Les oeuvres de Sara Abou Mrad résultent d’une synthèse, d’une recomposition, traduisant des émotions mêlées à la fois à des rêves, des envies, des souvenirs et des désirs. D’où son style symbolique, surréel et onirique, qui rappelle par moments l’univers de William Blake. Signes et symboles, puisés dans la faune et la flore, la ville et la religion, engendrent le mystère et offrent une perspective ascensionnelle. Le souci décoratif s’y allie à la spiritualité ; et l’érotisme mène à une fusion du corps et de l’esprit, qui tend par le désir vers le divin, dans une démarche qu’on retrouve dans le soufisme.

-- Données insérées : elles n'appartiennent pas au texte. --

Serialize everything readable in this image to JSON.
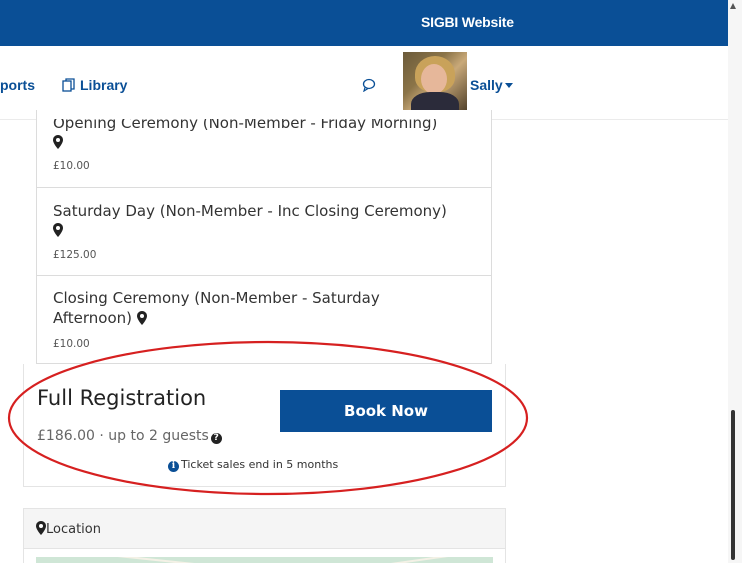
{
  "header": {
    "site_link": "SIGBI Website"
  },
  "nav": {
    "reports_label": "ports",
    "library_label": "Library",
    "user_name": "Sally"
  },
  "tickets": [
    {
      "title": "Opening Ceremony (Non-Member - Friday Morning)",
      "price": "£10.00"
    },
    {
      "title": "Saturday Day (Non-Member - Inc Closing Ceremony)",
      "price": "£125.00"
    },
    {
      "title": "Closing Ceremony (Non-Member - Saturday Afternoon)",
      "price": "£10.00"
    }
  ],
  "registration": {
    "title": "Full Registration",
    "price_text": "£186.00 · up to 2 guests",
    "book_label": "Book Now",
    "sales_note": "Ticket sales end in 5 months"
  },
  "location": {
    "label": "Location"
  },
  "colors": {
    "brand": "#0a4f96",
    "annotation": "#d62020"
  },
  "icons": {
    "library": "library-icon",
    "chat": "chat-bubble-icon",
    "pin": "map-pin-icon",
    "question": "question-circle-icon",
    "info": "info-circle-icon"
  }
}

Les oeuvres picturales de Sara sont rigoureusement structurées en une succession de plans. Ses histoires, peuplées d’anges ou de créatures étranges, se déroulent souvent entre Ciel et Terre, ce qui nous donne l’impression d’un songe énigmatique. Elle aime construire ses dessins en adoptant différentes compositions, plus ou moins complexes, comme la composition symétrique dans "L’Union un Jour", décentrée dans "Le Cirque du Soleil", horizontale dans "Le Sommeil", triangulaire dans "Auto-portrait en Vénus", basée sur des diagonales comme dans" La Promenade de la Mariée", fermée dans "La Danse du Soir", ouverte et verticale dans "La Rencontre". Il y a dans son art une véritable architecture, une construction qui sublime le thème abordé et encadre sans l’enfermer son imagination débordante.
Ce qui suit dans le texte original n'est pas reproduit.